Zerodium triples WordPress remote code execution exploit payout

Zerodium has announced today an increased interest in exploits for the WordPress content management system that achieve remote code execution.

The exploit acquisition platform is now enticing exploit developers and sellers with a $300,000 payout, three times more than the regular price.

Short-term bump

The company announced in a tweet today that the current is temporary, without revealing an expiration date or a reason for this decision.

Exploit developers or sellers incited by the new payout should consider the eligibility terms as Zerodium is willing to pay for code that works with the latest version of WordPress.

As is the case with premium exploits, this one should work on a clean installation of WordPress with the default configuration without requiring authentication or user interaction.

This means that leveraging bugs in third-party plugins, no matter how popular and widespread, makes the exploit ineligible.

BleepingComputer reached out to Zerodium for further information regarding this announcement and will update the article when we get it.

Zerodium is one of the best-known exploit brokers on the market, either by developing them in-house or acquiring them from developers.

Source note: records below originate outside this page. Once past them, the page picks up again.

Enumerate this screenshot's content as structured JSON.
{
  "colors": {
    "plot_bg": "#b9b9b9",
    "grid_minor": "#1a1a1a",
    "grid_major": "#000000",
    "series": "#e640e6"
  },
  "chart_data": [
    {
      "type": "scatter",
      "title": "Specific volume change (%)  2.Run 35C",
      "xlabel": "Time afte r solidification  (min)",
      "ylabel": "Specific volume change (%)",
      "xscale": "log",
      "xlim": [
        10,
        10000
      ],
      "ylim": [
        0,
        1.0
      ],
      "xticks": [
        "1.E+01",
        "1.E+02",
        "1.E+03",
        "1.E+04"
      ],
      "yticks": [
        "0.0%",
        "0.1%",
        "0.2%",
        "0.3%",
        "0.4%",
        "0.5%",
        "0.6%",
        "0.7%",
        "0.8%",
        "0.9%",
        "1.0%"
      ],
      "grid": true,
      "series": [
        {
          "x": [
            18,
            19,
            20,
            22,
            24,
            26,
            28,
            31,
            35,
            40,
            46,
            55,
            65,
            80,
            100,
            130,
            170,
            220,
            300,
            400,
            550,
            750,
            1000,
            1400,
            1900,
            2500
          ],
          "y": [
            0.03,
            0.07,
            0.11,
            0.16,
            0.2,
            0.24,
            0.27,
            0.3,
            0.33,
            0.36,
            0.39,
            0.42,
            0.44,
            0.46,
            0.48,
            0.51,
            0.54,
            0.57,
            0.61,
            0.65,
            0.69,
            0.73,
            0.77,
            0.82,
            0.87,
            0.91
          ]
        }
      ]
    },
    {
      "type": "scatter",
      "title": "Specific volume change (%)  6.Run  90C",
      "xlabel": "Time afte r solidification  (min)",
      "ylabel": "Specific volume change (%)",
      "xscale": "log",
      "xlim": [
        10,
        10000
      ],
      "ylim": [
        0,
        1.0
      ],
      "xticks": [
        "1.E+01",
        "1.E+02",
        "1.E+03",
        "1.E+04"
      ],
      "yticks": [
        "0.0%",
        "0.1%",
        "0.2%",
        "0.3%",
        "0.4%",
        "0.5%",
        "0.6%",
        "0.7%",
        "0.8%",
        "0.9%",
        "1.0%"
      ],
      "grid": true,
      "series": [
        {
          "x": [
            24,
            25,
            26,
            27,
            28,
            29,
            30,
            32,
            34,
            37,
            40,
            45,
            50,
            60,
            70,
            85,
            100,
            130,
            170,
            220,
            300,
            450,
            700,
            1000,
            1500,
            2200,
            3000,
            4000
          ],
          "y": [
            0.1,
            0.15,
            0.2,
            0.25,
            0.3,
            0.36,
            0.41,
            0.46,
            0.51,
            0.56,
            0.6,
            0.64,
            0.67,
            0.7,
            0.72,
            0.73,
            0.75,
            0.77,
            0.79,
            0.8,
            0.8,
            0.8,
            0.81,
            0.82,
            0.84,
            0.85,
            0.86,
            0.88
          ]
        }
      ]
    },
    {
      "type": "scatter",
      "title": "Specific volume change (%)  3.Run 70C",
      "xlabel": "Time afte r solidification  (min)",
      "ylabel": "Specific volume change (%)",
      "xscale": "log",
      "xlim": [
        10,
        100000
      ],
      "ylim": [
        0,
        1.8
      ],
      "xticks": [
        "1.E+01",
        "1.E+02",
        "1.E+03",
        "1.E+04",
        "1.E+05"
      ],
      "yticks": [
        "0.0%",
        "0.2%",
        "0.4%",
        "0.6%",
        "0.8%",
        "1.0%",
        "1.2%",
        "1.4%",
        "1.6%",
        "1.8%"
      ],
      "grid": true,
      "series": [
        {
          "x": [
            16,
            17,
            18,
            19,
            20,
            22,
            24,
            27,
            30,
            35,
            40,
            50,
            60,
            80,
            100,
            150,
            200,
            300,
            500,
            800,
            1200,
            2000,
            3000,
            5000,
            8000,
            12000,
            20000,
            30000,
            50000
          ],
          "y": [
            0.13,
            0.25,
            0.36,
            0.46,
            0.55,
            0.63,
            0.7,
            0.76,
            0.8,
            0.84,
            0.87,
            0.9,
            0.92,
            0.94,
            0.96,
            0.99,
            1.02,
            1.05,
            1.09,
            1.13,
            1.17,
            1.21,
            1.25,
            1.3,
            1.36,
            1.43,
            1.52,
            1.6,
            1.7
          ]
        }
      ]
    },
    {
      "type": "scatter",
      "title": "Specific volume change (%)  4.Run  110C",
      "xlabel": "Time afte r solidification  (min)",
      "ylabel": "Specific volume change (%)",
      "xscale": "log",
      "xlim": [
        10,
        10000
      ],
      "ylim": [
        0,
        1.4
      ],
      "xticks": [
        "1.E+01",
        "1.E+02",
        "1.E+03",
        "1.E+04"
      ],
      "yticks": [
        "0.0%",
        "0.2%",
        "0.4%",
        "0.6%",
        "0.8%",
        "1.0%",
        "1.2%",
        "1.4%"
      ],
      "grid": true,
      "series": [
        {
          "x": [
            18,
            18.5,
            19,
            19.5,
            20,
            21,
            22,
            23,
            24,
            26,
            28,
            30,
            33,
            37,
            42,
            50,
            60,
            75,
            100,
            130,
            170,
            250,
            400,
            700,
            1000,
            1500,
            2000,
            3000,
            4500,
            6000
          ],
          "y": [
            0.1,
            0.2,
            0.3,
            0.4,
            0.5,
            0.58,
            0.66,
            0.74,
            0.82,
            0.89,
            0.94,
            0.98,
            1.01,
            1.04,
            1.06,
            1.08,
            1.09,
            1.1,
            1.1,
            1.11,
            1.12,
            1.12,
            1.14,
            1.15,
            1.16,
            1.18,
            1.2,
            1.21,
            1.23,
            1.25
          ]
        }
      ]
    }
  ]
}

The company is looking for premium zero-day exploits and is open about the payouts it offers, being the first in this business to publish a pricing chart the year it launched.

Over the years, Zerodium has expanded the list of products, acquiring exploits not just for operating systems and web browsers but also for web servers, email servers, web panels and apps, as well as research and techniques related to certain technologies (WiFi/Baseband, antivirus, routers/IoT, Tor deanonymization, mitigation bypasses).

The broker also updated its payouts and announced larger bounties for Android zero-day exploits than for iOS. Those prices still stand, with the price for Android full chain with persistence zero-click exploits reaching up to $2.5 million, compared to the $2 million for the iOS equivalent.